A Poisonous Thorn in Our Hearts
Sudan and South Sudan's Bitter and Incomplete Divorce
July 2011 saw that rarest of events – an attempt to resolve a conflict in Africa by the redrawing of borders. It saw the birth of South Sudan as a fully fledged country after decades of conflict going back to the days of independence. It is obviously far too early to say whether this radical surgery on Sudan has been a success, and fighting has continued in various ways over the last three years, including between Juba and Khartoum. But, as James Copnall‘s terrific book A Poisonous Thorn in Our Hearts: Sudan and South Sudan’s Bitter and Incomplete Divorce (Hurst, 2014) suggests, it is not too early to see how this momentous event has affected the lives of many of those in both of the Sudans.

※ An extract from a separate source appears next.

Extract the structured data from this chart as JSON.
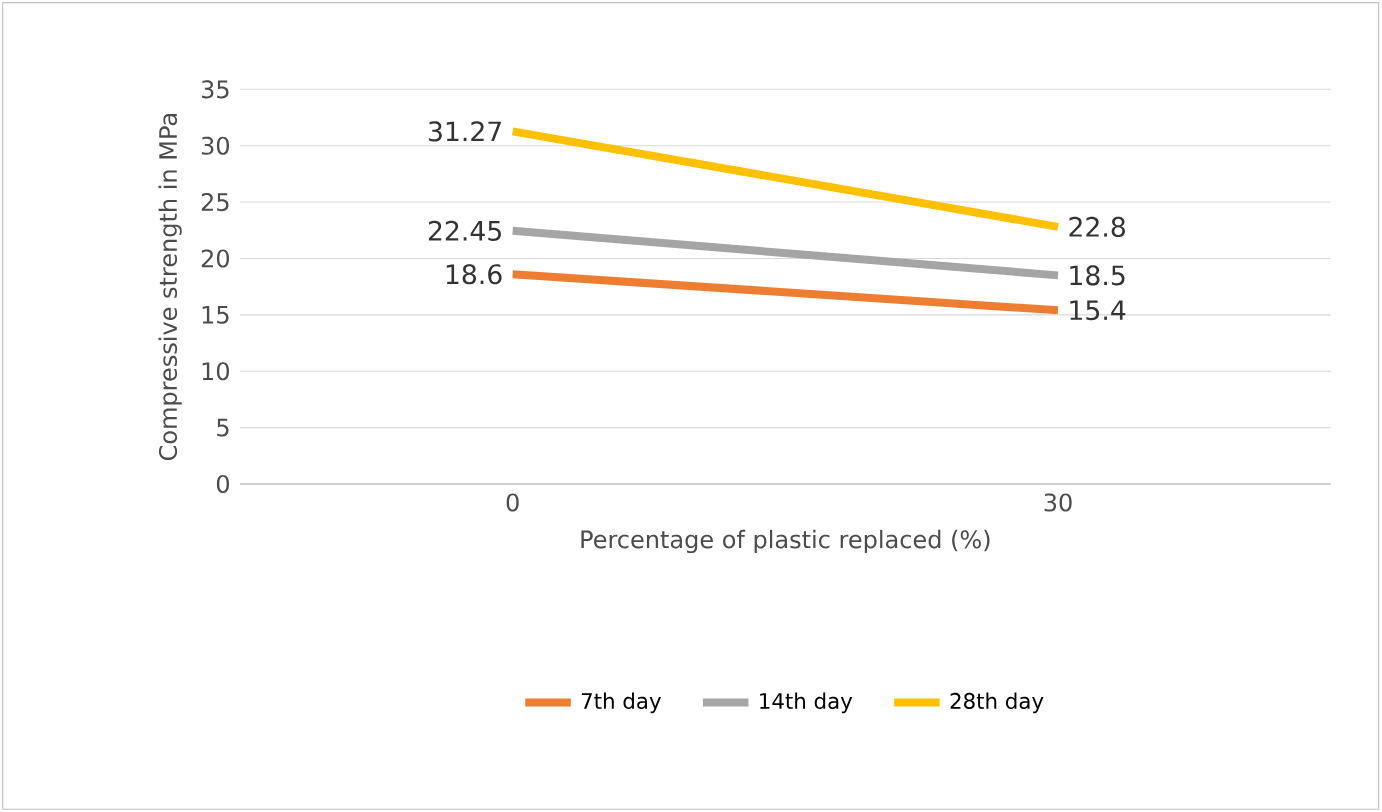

James’ approach, no doubt echoing the storytelling that he did as the BBC’s Khartoum correspondent, has been to pick out a handful of people on both sides of the border – including a tea seller, nomads, and a businessman – and ask what the changes have meant to them. As well as giving the redrawing of an international border a human face (or several) this also teases out some of the big issues with the subject, not least the continued interconnectedness of the Sudans. It also, I am pleased to say, makes this a particularly enjoyable book to read, as well as an informative one, and one that I recommend without hesitation to anybody interested in Africa, and not just those looking at Sudan.